8 ounces (1 cup) spaghetti meat sauce

2 cups shredded mozzarella cheese (8 ounces = 225g)

½ cup grated Parmesan cheese

1 tablespoon minced parsley

4 ½ – 5 ounces lasagna noodles.

2 eggs

¼ teaspoon each salt & pepper

1/8 teaspoon ground nutmeg

2 tablespoons milk



Mix well-pressed tofu with last 4 ingredients beat until smooth.
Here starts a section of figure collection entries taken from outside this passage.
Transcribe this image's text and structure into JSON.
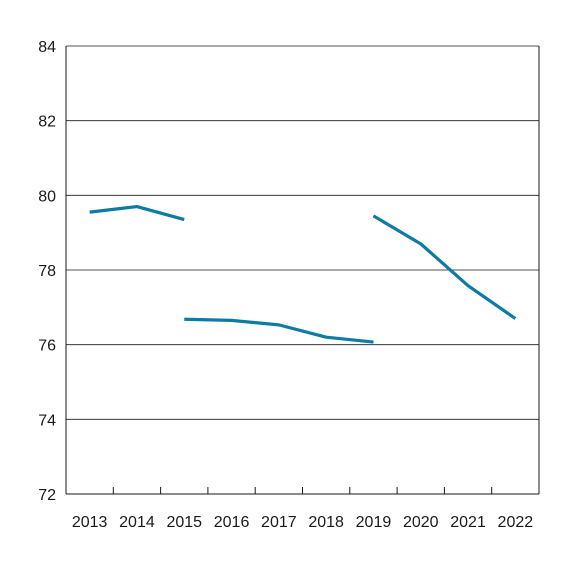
{
  "chart_data": {
    "type": "line",
    "title": "",
    "xlabel": "",
    "ylabel": "",
    "ylim": [
      72,
      84
    ],
    "yticks": [
      "72",
      "74",
      "76",
      "78",
      "80",
      "82",
      "84"
    ],
    "categories": [
      "2013",
      "2014",
      "2015",
      "2016",
      "2017",
      "2018",
      "2019",
      "2020",
      "2021",
      "2022"
    ],
    "grid": true,
    "color": "#0e7aa6",
    "series": [
      {
        "x": [
          2013,
          2014,
          2015
        ],
        "values": [
          79.55,
          79.7,
          79.35
        ]
      },
      {
        "x": [
          2015,
          2016,
          2017,
          2018,
          2019
        ],
        "values": [
          76.68,
          76.65,
          76.53,
          76.2,
          76.07
        ]
      },
      {
        "x": [
          2019,
          2020,
          2021,
          2022
        ],
        "values": [
          79.45,
          78.7,
          77.58,
          76.7
        ]
      }
    ]
  }
}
Add spaghetti meat sauce, minced parsley, and 1 cup of shredded mozzarella cheese.  Cook lasagna noodles as directed on package; drain.  Spread about 1/3 of tofu mixture in bottom of ungreased oblong baking dish.  Layer ½ of the lasagna, ½ of remaining tofu mixture and 1 cup mozzarella cheese: Repeat.  Sprinkle with Parmesan cheese.  Bake in 350 degree oven for 25 – 35 minutes, or until hot and bubbly.  Let stand 10 minutes before cutting.